Q: What if my migration fails halfway through? If the migration is idempotent, restart it. If not, restore from backup and retry. This is why checkpoints and batching are critical.
Q: How do I migrate without dual-write support? Use Change Data Capture (Debezium) or snapshot + incremental sync. These require more infrastructure but work without application changes.
Q: Can I migrate a database while it is under heavy load?

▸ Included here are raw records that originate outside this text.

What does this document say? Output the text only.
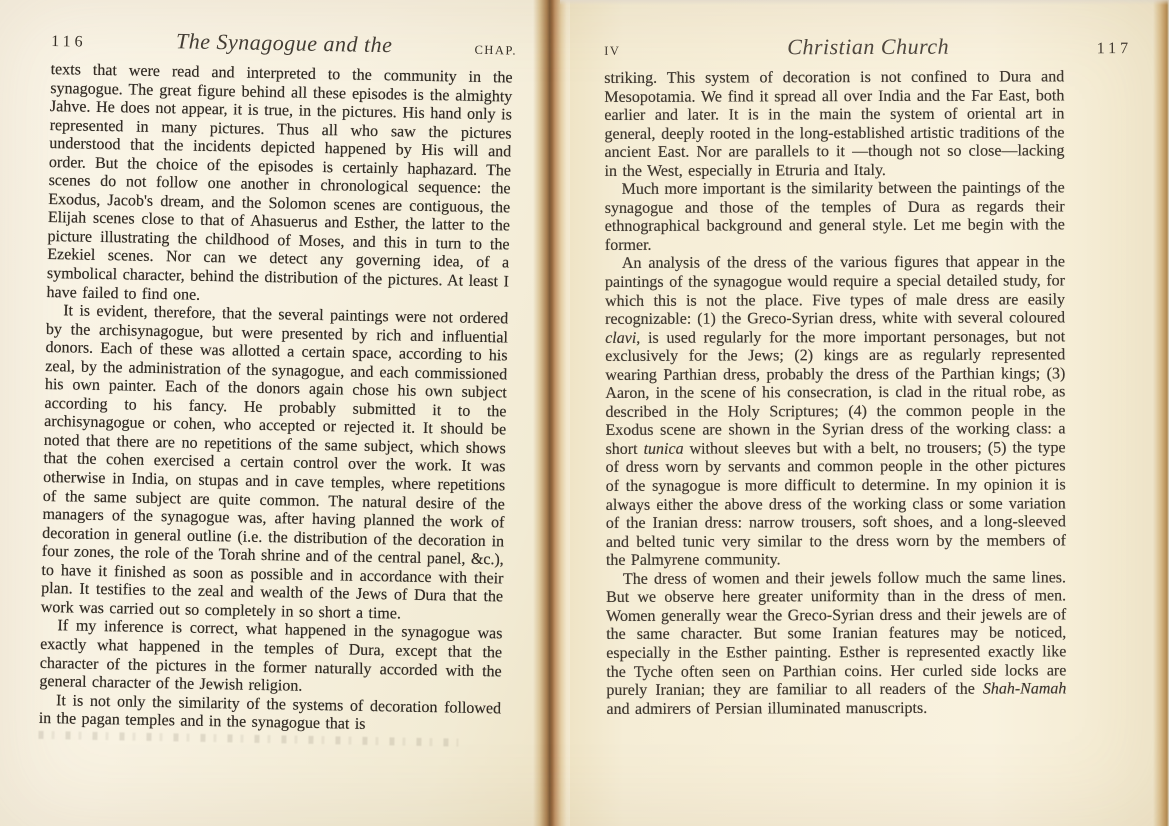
116	The Synagogue and the	CHAP.

texts that were read and interpreted to the community in the synagogue. The great figure behind all these episodes is the almighty Jahve. He does not appear, it is true, in the pictures. His hand only is represented in many pictures. Thus all who saw the pictures understood that the incidents depicted happened by His will and order. But the choice of the episodes is certainly haphazard. The scenes do not follow one another in chronological sequence: the Exodus, Jacob's dream, and the Solomon scenes are contiguous, the Elijah scenes close to that of Ahasuerus and Esther, the latter to the picture illustrating the childhood of Moses, and this in turn to the Ezekiel scenes. Nor can we detect any governing idea, of a symbolical character, behind the distribution of the pictures. At least I have failed to find one.

It is evident, therefore, that the several paintings were not ordered by the archisynagogue, but were presented by rich and influential donors. Each of these was allotted a certain space, according to his zeal, by the administration of the synagogue, and each commissioned his own painter. Each of the donors again chose his own subject according to his fancy. He probably submitted it to the archisynagogue or cohen, who accepted or rejected it. It should be noted that there are no repetitions of the same subject, which shows that the cohen exercised a certain control over the work. It was otherwise in India, on stupas and in cave temples, where repetitions of the same subject are quite common. The natural desire of the managers of the synagogue was, after having planned the work of decoration in general outline (i.e. the distribution of the decoration in four zones, the role of the Torah shrine and of the central panel, &c.), to have it finished as soon as possible and in accordance with their plan. It testifies to the zeal and wealth of the Jews of Dura that the work was carried out so completely in so short a time.

If my inference is correct, what happened in the synagogue was exactly what happened in the temples of Dura, except that the character of the pictures in the former naturally accorded with the general character of the Jewish religion.

It is not only the similarity of the systems of decoration followed in the pagan temples and in the synagogue that is

IV	Christian Church	117

striking. This system of decoration is not confined to Dura and Mesopotamia. We find it spread all over India and the Far East, both earlier and later. It is in the main the system of oriental art in general, deeply rooted in the long-established artistic traditions of the ancient East. Nor are parallels to it —though not so close—lacking in the West, especially in Etruria and Italy.

Much more important is the similarity between the paintings of the synagogue and those of the temples of Dura as regards their ethnographical background and general style. Let me begin with the former.

An analysis of the dress of the various figures that appear in the paintings of the synagogue would require a special detailed study, for which this is not the place. Five types of male dress are easily recognizable: (1) the Greco-Syrian dress, white with several coloured clavi, is used regularly for the more important personages, but not exclusively for the Jews; (2) kings are as regularly represented wearing Parthian dress, probably the dress of the Parthian kings; (3) Aaron, in the scene of his consecration, is clad in the ritual robe, as described in the Holy Scriptures; (4) the common people in the Exodus scene are shown in the Syrian dress of the working class: a short tunica without sleeves but with a belt, no trousers; (5) the type of dress worn by servants and common people in the other pictures of the synagogue is more difficult to determine. In my opinion it is always either the above dress of the working class or some variation of the Iranian dress: narrow trousers, soft shoes, and a long-sleeved and belted tunic very similar to the dress worn by the members of the Palmyrene community.

The dress of women and their jewels follow much the same lines. But we observe here greater uniformity than in the dress of men. Women generally wear the Greco-Syrian dress and their jewels are of the same character. But some Iranian features may be noticed, especially in the Esther painting. Esther is represented exactly like the Tyche often seen on Parthian coins. Her curled side locks are purely Iranian; they are familiar to all readers of the Shah-Namah and admirers of Persian illuminated manuscripts.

Yes, but throttle the backfill. Use pg_sleep between batches, run during off-peak hours, and monitor replication lag.
Conclusion
Data migration is not a single event but a process: plan, dual-write, backfill, validate, shadow-read, cutover, and clean up. By following structured patterns and never skipping validation, you move data safely while keeping systems online.